You can lose between 180 and 360ml of fluid for every 20 minutes of running. Therefore it is important to pre-hydrate (300ml of fluid 10 to 15 minutes prior to running) and drink fluids every 20–30 minutes along your running route. Indications that you are running while dehydrated are a persistent elevated pulse after finishing your run and dark yellow urine. Keep in mind that thirst is not an adequate indicator of dehydration.
Adapting to heat running is a gradual gain, so don’t march out there in 35 degree weather and expect to feel ok. While running, your body temperature is regulated by the process of sweat evaporating off of your skin. If the humidity in the air is so high that it prevents the process of evaporation of sweat from the skin, you can quickly overheat and literally cook from the inside due to an elevated body temperature. Use the early mornings and evenings to be safe, and remember to reduce your body temperatures through use of streams, dams or the ocean during a run.
Heatstroke occurs when the body fails to regulate its own temperature, and the body temperature continues to rise. Symptoms of heatstroke include confusion, delirium, or unconsciousness and skin that is hot to the touch, even under the armpits. Heatstroke is a life-threatening medical emergency, requiring urgent care.
Light, breathable fabrics are key, along with a hat that covers your face, ears and neck. The latest bucket hats for trail runners aren’t just a trend, they work. Remember to wear a hat that allows heat to escape from the top of your head. Lighter colours are also advisable when temperatures rise.
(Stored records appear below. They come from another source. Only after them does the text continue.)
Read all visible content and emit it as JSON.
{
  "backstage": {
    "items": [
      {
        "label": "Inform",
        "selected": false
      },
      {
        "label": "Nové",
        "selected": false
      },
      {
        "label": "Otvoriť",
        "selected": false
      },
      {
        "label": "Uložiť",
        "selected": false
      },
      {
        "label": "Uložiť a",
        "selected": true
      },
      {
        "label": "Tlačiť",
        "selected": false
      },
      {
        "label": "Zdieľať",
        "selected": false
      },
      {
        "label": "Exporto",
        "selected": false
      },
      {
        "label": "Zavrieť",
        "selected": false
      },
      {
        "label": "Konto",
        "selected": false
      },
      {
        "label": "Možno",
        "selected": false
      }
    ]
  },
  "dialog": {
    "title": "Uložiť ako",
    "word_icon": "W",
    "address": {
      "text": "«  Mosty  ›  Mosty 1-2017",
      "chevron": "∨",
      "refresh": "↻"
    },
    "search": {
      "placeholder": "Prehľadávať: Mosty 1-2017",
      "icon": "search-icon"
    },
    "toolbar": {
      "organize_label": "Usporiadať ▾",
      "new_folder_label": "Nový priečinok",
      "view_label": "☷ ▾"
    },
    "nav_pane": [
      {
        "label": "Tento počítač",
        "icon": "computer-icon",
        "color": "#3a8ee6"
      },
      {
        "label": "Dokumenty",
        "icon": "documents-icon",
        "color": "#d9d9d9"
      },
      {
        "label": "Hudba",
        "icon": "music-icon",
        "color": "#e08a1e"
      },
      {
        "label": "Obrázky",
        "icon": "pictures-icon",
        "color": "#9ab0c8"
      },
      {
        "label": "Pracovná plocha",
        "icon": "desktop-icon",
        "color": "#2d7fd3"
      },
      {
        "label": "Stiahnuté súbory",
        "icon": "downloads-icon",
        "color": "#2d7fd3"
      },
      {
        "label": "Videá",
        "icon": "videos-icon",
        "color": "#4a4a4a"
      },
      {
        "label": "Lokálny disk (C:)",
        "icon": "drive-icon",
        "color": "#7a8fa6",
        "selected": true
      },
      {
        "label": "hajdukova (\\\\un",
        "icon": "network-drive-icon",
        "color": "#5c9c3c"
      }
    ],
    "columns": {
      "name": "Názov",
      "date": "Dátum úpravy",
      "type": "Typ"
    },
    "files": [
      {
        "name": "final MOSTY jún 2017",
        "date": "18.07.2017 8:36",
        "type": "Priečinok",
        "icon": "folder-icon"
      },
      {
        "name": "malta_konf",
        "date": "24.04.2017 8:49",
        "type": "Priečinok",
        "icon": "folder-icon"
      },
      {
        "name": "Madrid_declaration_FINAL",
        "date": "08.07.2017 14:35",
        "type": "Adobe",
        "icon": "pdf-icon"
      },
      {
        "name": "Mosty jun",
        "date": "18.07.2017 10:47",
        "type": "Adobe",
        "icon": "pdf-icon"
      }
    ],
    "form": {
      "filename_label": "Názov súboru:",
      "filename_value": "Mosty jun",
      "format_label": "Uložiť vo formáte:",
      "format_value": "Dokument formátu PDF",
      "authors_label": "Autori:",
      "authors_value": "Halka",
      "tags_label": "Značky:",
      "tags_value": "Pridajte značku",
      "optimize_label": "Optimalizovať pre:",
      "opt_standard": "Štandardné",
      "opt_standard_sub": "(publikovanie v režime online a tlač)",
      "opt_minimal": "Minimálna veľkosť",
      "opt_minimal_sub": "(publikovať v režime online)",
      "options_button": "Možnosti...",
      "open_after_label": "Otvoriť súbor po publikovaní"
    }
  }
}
Apply sunblock liberally before you hit the trails, and carry small sachets or tubes in your pack for regular reapplication. The rays down in Africa are brutal, and statistics show just how prevalent skin cancer is. Skin cancer is the most common cancer in South Africa with about 20 000 reported cases every year and 700 deaths. The World Health Organization reports that between two and three million non-melanoma skin cancers and approximately 132 000 malignant melanomas occur globally every year.
Summer running presents added risks for trail dogs. Dogs carrying extra fat or muscle, will overheat more rapidly. Their paws are not designed to run on baking hot rocks and trails. Panting, their method for body cooling, is less effective in humid conditions. They need access to streams or similar for body cooling whilst on the run, so choose your time of day and route carefully. Carry enough drinking water for you and your trail buddy, and ensure that there is cool water waiting for him in your car before heading home.
Enjoy the lazy days of summer, but do so safely!